Books were a big deal in our house. My mother was a reader, and filled several large bookshelves with her favorites. I took after her in that department: I just could never get my fill of stories! History and science, in my view, also counted as stories.

But nothing could ever top the creatures I met in Roy Chapman Andrews’ books.

P.S.: Andrews was widely believed to have been the real-life model for Indiana Jones. To that I must say “Pshaw!” Andrews’ adventures were real.

P.P.S.: For some reason which I can’t remember, as a very young child, I formed the expectation that my Aunt Betty, a nun, would somehow provide me, someday, with my own woolly mammoth. Please don’t ask me to explain this. She did try–gave me a vaguely mammoth-shaped little furry something which, I am sorry to say, did not quite live up to my expectations. But she did try, and for that she gets full marks.

About leeduigon

I have lived in Metuchen, NJ, all my life. I have been married to my wife Patricia since 1977. I am a former newspaper editor and reporter. I was also the owner-operator of my own small business for several years. I wrote various novels and short stories published during 1980s and 1990s. I am a long-time student of judo and Japanese swordsmanship (kenjutsu). I also play chess, basketball, and military and sports simulations. View all posts by leeduigon

3 responses to “Memory Lane: A Writer’s Roots

  • UnKnowable

    The value of books.

    When I was 5/6, in first grade, they taught us to read.
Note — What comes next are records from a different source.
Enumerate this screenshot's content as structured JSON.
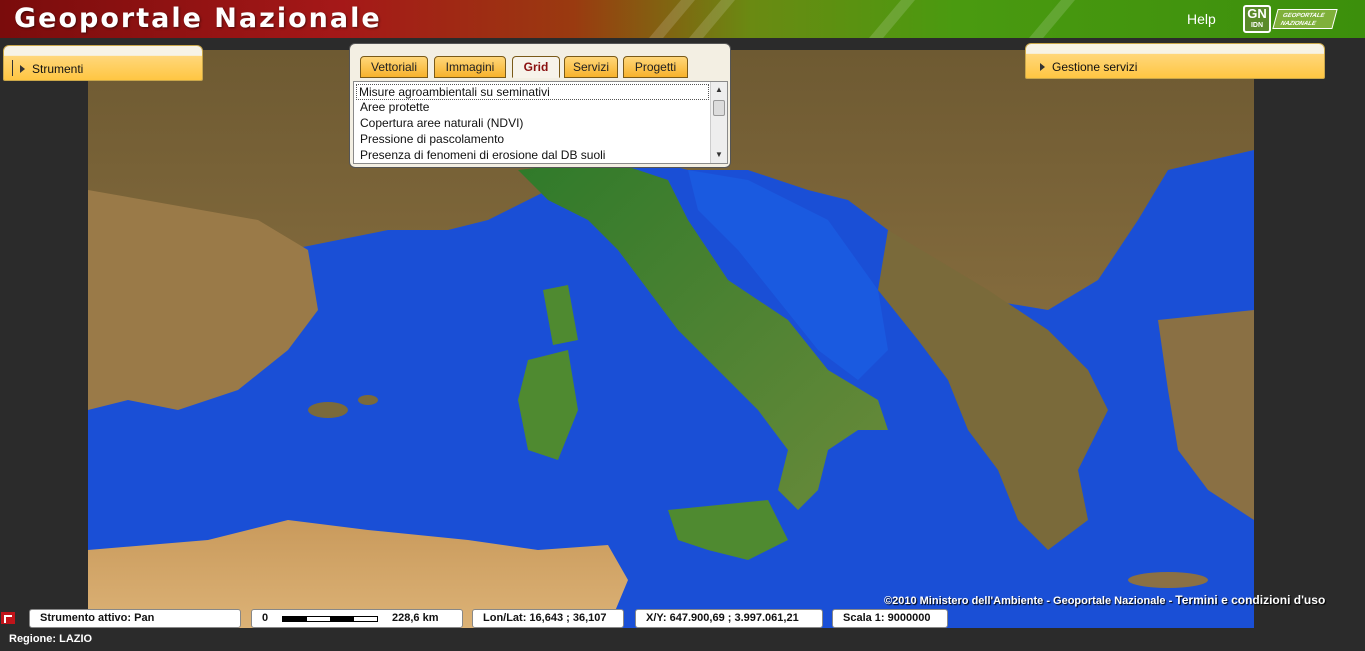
{
  "header": {
    "title": "Geoportale Nazionale",
    "help_label": "Help",
    "logo": {
      "mark": "GN",
      "sub": "IDN",
      "text_line1": "GEOPORTALE",
      "text_line2": "NAZIONALE"
    }
  },
  "panels": {
    "tools": {
      "label": "Strumenti"
    },
    "services": {
      "label": "Gestione servizi"
    }
  },
  "layers": {
    "tabs": [
      {
        "label": "Vettoriali",
        "active": false
      },
      {
        "label": "Immagini",
        "active": false
      },
      {
        "label": "Grid",
        "active": true
      },
      {
        "label": "Servizi",
        "active": false
      },
      {
        "label": "Progetti",
        "active": false
      }
    ],
    "items": [
      "Misure agroambientali su seminativi",
      "Aree protette",
      "Copertura aree naturali (NDVI)",
      "Pressione di pascolamento",
      "Presenza di fenomeni di erosione dal DB suoli"
    ],
    "selected_index": 0
  },
  "map": {
    "copyright": "©2010 Ministero dell'Ambiente - Geoportale Nazionale -",
    "terms": "Termini e condizioni d'uso"
  },
  "status": {
    "tool": "Strumento attivo: Pan",
    "scale_start": "0",
    "scale_end": "228,6 km",
    "lonlat": "Lon/Lat: 16,643 ; 36,107",
    "xy": "X/Y: 647.900,69 ; 3.997.061,21",
    "scale": "Scala 1: 9000000"
  },
  "region": "Regione: LAZIO",
  "colors": {
    "accent": "#ffc642",
    "header_red": "#a51818",
    "header_green": "#3c8f0c",
    "sea": "#1a4fd6"
  }
}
My mother had done some background work with phonics, and I took to reading like a fish to water. My favorite part of every week was the trip to the school library.

    Much of who I am is directly attributable to the books I’ve read and the interests I’ve developed, which all started on the lowest shelves of the school library, where I sought books about cars, airplanes, space and electricity . . . and I’ve worked in all those fields, with the exception of space.

    Literacy is a wonderful gift and we all owe a debt to the parents, teachers and writers that have made it possible for all of us to have such rich experiences as we are offered in reading.